# Schichtplaner in Windows Kalender einbinden



## meiketch (7. Feb 2015)

Jo moin Leute,

ich hab mir mal so Gedanken über was gemacht und zwar wenn ich ein Programm für Schichtplaner verwende ob man das wohl mit an den Windows Kalender mit einbinden kann. Ich habe mal eine kleine Zeichnung mit Paint angefertigt wie ich mir das Vorgestellt habe.
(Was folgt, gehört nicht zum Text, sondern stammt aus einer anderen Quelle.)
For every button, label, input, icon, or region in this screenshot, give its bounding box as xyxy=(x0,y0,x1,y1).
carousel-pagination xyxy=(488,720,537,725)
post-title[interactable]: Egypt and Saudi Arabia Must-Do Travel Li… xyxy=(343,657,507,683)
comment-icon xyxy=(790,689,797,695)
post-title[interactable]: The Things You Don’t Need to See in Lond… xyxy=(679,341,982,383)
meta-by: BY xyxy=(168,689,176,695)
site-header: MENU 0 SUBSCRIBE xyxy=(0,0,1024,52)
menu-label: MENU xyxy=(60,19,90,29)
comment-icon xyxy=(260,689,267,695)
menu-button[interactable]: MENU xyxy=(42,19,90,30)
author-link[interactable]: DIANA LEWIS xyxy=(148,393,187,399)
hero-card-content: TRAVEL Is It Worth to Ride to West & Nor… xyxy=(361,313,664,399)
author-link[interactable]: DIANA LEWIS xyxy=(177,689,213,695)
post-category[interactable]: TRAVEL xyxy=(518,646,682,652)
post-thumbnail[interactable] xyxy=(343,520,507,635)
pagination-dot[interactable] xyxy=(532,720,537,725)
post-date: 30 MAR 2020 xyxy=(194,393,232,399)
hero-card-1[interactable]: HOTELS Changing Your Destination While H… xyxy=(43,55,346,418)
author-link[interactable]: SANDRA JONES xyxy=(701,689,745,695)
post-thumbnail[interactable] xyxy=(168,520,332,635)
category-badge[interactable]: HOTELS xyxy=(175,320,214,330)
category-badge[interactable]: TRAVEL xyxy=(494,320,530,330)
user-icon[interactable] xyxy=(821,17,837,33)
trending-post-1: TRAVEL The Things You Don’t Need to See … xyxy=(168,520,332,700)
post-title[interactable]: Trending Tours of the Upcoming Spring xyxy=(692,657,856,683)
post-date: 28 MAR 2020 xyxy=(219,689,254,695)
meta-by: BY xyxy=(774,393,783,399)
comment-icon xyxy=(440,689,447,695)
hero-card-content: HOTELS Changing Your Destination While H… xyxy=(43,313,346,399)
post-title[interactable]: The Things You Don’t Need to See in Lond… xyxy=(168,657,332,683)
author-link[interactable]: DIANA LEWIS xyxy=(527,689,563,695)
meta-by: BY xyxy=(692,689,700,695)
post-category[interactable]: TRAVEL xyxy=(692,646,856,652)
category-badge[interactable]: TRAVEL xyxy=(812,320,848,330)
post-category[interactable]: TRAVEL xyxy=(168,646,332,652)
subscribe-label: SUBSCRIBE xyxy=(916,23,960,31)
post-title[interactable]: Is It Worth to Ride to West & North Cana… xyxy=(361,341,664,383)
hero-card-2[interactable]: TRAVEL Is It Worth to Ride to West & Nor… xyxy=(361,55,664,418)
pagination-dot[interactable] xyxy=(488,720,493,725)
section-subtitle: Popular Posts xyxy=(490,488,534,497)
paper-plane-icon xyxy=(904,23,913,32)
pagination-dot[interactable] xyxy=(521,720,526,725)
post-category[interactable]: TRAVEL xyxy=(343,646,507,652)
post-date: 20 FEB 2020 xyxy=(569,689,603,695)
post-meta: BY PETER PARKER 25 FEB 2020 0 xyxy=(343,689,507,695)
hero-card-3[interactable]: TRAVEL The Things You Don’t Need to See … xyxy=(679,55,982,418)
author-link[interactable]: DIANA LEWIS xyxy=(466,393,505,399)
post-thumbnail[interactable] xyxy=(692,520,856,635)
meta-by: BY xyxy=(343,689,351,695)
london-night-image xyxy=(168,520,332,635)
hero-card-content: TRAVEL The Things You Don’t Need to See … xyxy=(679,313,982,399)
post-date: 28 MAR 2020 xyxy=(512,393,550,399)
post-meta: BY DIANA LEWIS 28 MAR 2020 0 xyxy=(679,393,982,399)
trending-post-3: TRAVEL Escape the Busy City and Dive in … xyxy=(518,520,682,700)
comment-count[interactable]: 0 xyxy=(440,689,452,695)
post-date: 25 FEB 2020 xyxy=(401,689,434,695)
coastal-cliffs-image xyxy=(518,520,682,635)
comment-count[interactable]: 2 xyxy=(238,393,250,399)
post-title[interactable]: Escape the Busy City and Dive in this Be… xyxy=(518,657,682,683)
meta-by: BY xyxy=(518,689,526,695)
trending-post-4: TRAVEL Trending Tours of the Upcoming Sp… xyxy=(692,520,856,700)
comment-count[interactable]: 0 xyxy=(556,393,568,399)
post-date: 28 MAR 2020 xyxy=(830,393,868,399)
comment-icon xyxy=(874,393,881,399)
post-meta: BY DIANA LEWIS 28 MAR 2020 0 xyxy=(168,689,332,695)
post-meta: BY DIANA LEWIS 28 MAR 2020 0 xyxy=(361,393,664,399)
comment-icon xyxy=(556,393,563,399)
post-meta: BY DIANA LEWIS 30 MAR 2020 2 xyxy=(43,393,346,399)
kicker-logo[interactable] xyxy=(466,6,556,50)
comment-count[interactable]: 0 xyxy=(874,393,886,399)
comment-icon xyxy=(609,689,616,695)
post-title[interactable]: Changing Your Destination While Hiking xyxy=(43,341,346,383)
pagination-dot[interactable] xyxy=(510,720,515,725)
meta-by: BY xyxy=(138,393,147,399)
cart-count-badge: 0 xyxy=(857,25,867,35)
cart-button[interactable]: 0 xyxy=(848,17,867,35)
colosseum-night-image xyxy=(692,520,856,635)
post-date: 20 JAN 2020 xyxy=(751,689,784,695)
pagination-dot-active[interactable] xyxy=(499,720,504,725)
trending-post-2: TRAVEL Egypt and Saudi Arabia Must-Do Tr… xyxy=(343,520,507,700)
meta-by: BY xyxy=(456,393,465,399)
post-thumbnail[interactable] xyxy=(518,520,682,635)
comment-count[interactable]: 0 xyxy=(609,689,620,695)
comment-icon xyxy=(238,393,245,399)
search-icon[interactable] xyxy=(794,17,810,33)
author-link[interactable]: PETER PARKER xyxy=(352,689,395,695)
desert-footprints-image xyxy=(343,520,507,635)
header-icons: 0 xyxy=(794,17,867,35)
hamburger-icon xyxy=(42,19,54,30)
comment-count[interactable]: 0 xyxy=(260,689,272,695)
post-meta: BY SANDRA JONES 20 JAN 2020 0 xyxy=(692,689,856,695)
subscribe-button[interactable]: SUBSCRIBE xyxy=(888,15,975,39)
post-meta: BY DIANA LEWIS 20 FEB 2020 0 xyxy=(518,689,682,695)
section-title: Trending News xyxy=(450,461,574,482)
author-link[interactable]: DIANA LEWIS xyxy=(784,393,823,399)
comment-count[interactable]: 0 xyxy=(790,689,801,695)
Und zwar sollen die normalen roten Balken für die normale Arbeitszeit stehen und die höhe der Balken eben den Start und ende nur kurz verdeutlichen, damit ich direkt sehe okay ich hab spät oder okay ich hab früh. Auf der Uhr ist dann eben Transparent in Rot die Arbeitszeit und der gelbe Bereich der ungefähre Arbeitsweg. Dann habe ich mir noch gedacht das die Schwarz durchgestrichenen Balken z.B. Seminare, Fortbildungen oder ähnliches seien könnten. Der gelbe Balken kann dafür für etwas anderes Stehen z.B., wenn Arbeiten außerhalb des Betriebs statt finden.
Das war so im ganzen meine Idee und vielleicht gefällt sie jemanden so gut, dass er sich gleich an die Entwicklung setzen möchte.

Mit freundlichen Grüßen, Meiketch


----------